When We Were Orphans, by Kazuo Ishiguro. When I was looking for a hyperlink to When We Were Orphans, I was surprised Wikipedia authors say it is regarded by some as Ishiguro’s weakest book. I don’t see that at all. For me, it eloquently captures childhood loss and its lifelong consequences, and there’s also the fascination of Ishiguro’s typically unreliable, self-deluded narrator. Except in this case I think the narrator comes to a sad, more realistic understanding of himself and the world. I’ll say no more since I’d like to write further about this book in the future.

Plainsong, by Kent Haruf. I loved visiting this small Colorado town and meeting the simple, kind, and decent people there. It does my heart good to know there are writers like Haruf creating fictional worlds like this one. I was swept away by Plainsong and the sequel, Eventide. Haruf makes writing look easy, but this sort of simplicity isn’t easy at all. I’ve not had the pleasure of reading his newest book, Benediction. Can’t wait. I’ll be sure to write about it here.

David Copperfield, by Charles Dickens. I read this in high school, too, and haven’t read it since then, so I want to revisit it sometime soon. Another deprived childhood story.  (Do you see a trend here?) After I read David Copperfield I felt I’d lived an entire life. This is a great book to read when you are young and just starting out, and then at least once again when you’re looking back. I believe there was a PBS version that aired in the dark ages when I was reading the novel. It, too, was wonderful.


A Leaf in Springtime  Sheer exuberance in writing and photography, by Sharon, who is Chinese (born in Malaysia) and now living in Finland.

The Hiker Mama  I love the Pacific Northwest, and I wish this blog had been around when we were hiking with our sons. Jennifer and I had the pleasure of taking a class together taught by Christina Katz.
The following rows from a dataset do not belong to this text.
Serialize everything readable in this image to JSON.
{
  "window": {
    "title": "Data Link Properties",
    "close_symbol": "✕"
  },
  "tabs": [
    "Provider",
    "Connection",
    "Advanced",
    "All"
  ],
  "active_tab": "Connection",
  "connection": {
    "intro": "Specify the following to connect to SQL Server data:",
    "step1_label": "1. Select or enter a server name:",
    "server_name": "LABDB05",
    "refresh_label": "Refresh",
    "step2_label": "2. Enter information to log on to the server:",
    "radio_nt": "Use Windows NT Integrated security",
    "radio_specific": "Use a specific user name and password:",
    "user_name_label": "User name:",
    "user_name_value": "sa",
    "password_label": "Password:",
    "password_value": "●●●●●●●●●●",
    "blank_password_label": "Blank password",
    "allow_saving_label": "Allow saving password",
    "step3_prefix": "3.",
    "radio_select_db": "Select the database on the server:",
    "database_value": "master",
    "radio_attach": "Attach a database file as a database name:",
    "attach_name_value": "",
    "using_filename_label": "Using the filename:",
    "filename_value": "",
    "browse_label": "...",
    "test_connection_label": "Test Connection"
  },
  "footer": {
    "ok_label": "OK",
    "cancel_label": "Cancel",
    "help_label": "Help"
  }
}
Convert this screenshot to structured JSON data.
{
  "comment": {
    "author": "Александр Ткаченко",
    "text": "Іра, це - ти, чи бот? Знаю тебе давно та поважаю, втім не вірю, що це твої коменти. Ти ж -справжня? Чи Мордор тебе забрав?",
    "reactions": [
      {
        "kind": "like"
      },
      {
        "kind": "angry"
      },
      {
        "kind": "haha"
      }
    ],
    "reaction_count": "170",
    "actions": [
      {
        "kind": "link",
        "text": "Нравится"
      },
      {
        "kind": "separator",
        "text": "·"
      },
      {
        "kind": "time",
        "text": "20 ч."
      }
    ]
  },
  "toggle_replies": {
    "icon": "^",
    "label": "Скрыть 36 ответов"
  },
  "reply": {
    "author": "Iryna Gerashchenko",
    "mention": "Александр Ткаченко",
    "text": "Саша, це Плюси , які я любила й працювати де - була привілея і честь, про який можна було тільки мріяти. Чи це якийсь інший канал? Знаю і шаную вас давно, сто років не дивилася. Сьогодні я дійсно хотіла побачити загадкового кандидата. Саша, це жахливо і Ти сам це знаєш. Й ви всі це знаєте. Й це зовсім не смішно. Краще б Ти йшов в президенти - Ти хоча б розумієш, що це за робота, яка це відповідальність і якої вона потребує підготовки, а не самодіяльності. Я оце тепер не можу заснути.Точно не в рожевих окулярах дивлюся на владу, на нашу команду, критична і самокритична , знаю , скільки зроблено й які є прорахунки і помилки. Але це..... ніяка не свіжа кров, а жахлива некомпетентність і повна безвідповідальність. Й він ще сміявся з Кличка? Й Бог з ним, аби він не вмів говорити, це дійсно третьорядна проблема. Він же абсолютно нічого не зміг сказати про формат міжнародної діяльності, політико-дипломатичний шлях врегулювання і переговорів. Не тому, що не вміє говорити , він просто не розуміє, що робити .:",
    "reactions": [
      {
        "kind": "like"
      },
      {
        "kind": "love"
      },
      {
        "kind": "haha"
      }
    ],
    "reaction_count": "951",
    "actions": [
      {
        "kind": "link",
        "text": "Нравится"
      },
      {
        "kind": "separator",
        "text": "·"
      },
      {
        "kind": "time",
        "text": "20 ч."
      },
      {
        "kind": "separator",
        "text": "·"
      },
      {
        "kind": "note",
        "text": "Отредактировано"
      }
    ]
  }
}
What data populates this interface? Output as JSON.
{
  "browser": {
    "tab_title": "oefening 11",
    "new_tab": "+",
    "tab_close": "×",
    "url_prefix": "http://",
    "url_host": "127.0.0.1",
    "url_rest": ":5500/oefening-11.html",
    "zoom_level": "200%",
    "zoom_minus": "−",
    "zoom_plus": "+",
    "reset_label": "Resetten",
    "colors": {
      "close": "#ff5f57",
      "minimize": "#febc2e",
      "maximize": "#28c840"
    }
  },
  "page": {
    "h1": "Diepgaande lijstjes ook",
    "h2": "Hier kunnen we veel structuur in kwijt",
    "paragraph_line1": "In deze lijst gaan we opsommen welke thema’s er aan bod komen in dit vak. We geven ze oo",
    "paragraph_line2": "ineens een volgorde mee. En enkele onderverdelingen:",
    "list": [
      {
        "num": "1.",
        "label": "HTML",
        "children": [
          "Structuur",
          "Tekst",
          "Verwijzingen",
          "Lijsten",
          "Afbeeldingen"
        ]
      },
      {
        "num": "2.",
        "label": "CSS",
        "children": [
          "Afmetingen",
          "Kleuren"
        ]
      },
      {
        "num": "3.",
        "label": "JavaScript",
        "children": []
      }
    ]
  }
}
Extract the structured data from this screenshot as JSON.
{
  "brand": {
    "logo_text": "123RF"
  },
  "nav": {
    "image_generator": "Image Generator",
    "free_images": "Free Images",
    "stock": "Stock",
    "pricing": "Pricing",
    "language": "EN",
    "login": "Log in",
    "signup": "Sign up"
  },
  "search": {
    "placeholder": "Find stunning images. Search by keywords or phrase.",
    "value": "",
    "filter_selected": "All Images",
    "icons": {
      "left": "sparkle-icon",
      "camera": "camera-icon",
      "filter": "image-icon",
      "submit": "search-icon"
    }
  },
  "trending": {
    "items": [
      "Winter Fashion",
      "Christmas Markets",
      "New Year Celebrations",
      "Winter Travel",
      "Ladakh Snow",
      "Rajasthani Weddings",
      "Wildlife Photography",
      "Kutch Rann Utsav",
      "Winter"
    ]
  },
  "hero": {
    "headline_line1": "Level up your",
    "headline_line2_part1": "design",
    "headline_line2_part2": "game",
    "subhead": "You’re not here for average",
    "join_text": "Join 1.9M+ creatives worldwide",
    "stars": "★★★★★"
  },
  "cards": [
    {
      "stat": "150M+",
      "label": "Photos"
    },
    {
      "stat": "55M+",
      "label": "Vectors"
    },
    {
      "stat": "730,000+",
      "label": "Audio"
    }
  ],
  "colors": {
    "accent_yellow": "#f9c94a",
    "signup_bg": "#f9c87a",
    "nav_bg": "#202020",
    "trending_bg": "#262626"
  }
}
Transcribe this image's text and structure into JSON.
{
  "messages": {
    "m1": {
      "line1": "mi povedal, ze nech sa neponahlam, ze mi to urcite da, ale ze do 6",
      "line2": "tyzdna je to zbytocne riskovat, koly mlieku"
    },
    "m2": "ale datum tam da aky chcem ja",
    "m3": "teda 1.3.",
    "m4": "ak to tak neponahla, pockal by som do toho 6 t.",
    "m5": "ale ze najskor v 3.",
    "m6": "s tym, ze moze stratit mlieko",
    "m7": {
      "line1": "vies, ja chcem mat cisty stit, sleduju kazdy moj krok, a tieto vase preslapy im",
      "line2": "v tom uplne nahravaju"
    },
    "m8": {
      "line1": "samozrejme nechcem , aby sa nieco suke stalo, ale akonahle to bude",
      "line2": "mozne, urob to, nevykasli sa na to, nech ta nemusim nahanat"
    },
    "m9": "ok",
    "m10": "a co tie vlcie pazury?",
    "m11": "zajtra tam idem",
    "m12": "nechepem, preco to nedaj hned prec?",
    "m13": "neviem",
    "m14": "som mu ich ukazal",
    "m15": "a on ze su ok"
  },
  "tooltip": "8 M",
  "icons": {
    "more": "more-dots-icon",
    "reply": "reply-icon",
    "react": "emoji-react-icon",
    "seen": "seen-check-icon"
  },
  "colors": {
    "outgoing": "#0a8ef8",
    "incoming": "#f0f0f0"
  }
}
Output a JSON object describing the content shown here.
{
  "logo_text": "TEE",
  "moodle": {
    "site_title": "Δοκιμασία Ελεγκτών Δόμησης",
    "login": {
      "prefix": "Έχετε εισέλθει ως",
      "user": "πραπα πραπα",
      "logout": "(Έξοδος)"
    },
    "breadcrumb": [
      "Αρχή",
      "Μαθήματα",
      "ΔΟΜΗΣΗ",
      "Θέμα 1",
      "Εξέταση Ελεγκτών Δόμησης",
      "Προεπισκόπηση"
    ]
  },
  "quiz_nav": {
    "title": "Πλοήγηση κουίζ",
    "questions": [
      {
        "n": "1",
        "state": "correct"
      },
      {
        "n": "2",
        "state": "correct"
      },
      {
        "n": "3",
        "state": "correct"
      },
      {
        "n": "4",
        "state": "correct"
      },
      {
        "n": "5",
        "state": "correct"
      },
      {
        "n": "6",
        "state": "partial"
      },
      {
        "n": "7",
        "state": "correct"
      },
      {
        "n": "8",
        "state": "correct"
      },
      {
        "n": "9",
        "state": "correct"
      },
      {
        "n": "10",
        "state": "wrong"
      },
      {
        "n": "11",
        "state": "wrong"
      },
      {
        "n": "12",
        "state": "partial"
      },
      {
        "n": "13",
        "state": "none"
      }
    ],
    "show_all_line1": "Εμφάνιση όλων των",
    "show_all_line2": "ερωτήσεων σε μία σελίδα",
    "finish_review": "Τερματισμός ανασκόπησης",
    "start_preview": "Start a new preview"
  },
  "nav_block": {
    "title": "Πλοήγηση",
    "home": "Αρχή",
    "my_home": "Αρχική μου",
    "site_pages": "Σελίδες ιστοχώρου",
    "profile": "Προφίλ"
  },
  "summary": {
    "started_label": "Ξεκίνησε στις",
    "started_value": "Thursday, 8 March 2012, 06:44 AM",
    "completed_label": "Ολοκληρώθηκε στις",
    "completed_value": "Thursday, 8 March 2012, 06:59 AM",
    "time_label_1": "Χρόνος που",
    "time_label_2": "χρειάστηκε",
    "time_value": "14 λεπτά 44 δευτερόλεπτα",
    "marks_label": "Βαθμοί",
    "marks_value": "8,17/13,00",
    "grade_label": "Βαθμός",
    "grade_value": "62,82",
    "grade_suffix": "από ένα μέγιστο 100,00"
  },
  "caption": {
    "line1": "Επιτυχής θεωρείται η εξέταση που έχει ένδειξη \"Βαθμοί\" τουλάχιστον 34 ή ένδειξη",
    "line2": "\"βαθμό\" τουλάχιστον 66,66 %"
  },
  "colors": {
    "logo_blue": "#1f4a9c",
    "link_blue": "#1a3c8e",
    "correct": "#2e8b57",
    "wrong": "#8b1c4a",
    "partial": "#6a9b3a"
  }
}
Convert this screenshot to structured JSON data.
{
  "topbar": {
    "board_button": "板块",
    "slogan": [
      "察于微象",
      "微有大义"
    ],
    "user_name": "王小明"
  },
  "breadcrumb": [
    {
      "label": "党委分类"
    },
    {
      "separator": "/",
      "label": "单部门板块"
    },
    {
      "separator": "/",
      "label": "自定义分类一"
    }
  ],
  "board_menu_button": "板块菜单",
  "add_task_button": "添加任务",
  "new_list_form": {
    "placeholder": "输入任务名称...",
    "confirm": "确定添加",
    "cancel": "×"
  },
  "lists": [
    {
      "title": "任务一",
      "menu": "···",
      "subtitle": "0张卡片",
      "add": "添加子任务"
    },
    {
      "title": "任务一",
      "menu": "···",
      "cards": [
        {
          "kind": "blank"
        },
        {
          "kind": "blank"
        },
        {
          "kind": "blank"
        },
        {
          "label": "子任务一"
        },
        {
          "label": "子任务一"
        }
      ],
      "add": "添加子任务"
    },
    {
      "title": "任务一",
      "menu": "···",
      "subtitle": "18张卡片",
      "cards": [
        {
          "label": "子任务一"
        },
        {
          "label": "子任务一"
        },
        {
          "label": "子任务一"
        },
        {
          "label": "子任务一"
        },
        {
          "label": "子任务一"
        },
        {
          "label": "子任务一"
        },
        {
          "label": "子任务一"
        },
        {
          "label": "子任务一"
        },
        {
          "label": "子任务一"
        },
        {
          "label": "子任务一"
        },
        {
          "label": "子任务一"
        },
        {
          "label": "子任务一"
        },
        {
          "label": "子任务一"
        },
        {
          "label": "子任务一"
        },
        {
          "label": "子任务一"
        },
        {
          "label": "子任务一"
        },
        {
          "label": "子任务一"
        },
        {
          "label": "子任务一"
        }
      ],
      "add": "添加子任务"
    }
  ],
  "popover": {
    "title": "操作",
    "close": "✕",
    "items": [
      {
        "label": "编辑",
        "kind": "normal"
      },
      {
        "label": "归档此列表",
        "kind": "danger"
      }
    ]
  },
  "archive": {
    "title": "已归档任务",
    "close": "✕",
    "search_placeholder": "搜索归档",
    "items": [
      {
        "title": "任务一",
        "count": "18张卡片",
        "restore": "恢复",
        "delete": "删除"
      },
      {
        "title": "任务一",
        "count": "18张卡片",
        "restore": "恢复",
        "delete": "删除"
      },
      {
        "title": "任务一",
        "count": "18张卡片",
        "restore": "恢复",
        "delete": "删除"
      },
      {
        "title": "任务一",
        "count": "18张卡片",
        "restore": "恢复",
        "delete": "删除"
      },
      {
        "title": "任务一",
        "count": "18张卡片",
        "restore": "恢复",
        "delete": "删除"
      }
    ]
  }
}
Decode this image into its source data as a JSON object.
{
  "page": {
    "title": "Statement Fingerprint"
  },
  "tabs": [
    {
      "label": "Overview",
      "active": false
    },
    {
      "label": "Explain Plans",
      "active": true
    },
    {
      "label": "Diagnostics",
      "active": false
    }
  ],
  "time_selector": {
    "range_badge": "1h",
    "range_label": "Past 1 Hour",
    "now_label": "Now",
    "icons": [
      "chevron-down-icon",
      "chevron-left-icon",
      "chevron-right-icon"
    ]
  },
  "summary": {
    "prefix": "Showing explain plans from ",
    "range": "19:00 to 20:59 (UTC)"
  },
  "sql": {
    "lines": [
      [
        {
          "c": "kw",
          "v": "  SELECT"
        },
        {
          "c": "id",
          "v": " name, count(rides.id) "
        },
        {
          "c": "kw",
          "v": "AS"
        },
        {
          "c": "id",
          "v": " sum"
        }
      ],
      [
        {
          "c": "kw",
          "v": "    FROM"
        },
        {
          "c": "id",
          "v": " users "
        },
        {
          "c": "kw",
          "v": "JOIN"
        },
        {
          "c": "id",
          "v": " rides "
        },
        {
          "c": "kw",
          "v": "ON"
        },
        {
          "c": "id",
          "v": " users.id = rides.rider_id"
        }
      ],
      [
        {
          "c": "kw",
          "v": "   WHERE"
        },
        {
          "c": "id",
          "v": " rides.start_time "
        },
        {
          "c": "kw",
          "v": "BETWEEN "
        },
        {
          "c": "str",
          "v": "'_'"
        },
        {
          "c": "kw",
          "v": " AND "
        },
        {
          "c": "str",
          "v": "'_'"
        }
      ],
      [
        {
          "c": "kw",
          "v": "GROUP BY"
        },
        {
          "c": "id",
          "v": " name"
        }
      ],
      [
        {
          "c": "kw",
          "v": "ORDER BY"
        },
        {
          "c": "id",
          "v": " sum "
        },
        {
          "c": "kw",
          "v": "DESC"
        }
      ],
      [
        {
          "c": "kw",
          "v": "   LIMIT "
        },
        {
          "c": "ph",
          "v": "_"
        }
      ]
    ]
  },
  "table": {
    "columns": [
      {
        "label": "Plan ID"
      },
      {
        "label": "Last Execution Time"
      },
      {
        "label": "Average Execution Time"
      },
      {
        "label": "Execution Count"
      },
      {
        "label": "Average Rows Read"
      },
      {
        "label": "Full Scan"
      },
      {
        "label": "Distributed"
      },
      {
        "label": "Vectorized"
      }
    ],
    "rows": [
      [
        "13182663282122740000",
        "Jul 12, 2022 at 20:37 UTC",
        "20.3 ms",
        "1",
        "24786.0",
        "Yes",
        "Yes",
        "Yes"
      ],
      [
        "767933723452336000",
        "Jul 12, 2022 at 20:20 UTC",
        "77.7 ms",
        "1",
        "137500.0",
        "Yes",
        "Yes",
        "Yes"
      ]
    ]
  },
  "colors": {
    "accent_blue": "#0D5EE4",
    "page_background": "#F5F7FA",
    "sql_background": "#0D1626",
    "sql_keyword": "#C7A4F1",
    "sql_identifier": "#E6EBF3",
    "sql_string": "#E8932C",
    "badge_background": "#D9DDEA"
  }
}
Fine Little Day  Because I’m half Swedish and I love fabrics and country houses and all sorts of beautiful domestic things.

66 Square Feet  A tiny terrace garden, seasonal living, cooking in New York City, and travels to South Africa, by Marie Viljoen. Just beautiful, reminds me of my big city days.

Flowery Prose  Plants, veggies, flowers, gardens, the outdoors, and lots of fascinating information about all of these.